In July 1965, USCGC Northwind (WAGB-282), commanded by Captain Kingdrel N. Ayers USCG, conducted an oceanographic survey between Greenland, Iceland, and Scotland and was the first western vessel to operate in the Kara Sea of the Soviet Union, for which she received the Coast Guard Unit Commendation with Operational Distinguishing Device. The real (then-classified) mission of Northwind was to attempt a transit of the "Northeast Passage". The effort was not successful due to diplomatic reasons and caused an international incident between the U.S.S.R. and U.S.A.

===After the Soviet Union===
After the Soviet Union dissolved in the early 1990s, commercial navigation in the Siberian Arctic went into decline.
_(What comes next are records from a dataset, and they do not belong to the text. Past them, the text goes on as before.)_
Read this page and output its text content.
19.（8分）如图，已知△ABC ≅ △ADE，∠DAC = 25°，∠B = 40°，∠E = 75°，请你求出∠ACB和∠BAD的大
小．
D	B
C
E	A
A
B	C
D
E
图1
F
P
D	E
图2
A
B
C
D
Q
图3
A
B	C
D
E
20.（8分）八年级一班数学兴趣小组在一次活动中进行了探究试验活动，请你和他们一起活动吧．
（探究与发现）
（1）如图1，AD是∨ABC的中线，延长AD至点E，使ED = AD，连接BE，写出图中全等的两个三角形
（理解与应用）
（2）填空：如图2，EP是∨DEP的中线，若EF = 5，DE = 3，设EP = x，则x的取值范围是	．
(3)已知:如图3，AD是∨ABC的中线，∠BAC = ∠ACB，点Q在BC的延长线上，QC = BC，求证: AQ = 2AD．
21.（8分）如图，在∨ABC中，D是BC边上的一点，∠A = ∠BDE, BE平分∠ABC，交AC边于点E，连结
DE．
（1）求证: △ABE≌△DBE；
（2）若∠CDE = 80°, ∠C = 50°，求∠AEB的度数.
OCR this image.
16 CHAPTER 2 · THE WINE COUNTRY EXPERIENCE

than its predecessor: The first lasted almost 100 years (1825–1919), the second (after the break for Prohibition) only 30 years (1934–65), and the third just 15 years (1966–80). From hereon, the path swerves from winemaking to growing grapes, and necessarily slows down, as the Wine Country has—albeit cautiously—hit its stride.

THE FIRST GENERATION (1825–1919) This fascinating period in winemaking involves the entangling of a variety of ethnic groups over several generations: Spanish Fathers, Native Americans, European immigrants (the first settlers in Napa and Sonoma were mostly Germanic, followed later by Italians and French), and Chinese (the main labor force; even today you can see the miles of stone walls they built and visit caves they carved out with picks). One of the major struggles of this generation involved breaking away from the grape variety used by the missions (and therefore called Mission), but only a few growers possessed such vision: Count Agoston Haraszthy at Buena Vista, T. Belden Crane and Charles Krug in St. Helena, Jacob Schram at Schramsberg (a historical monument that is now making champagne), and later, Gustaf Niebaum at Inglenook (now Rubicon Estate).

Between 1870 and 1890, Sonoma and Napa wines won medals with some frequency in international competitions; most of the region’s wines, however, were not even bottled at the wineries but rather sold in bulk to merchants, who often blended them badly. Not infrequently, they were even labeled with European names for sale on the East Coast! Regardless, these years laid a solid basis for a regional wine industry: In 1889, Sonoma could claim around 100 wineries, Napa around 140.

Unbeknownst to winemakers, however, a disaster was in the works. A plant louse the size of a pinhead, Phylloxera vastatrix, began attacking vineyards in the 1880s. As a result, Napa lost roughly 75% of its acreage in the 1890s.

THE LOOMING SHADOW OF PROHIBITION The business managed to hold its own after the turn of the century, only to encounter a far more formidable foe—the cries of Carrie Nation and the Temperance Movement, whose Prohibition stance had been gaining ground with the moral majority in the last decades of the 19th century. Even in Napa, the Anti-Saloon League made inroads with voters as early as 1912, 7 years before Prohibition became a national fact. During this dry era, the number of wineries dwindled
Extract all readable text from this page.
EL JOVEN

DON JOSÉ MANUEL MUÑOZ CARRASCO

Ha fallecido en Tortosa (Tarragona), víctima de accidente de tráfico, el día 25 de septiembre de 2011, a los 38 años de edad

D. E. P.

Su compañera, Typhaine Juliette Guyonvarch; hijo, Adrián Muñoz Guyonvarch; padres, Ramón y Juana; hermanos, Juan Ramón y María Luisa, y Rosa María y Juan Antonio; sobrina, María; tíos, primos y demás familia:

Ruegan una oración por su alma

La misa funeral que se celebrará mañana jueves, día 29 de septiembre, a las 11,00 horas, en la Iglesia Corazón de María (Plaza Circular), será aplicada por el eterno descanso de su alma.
Regular shipping is found only from Murmansk to Dudinka in the west and between Vladivostok and Pevek in the east. Ports between Dudinka and Pevek see virtually no shipping. Logashkino and Nordvik were abandoned and are now ghost towns.

Renewed interest led to several demonstration voyages in 1997 including the passage of the Finnish product tanker Uikku.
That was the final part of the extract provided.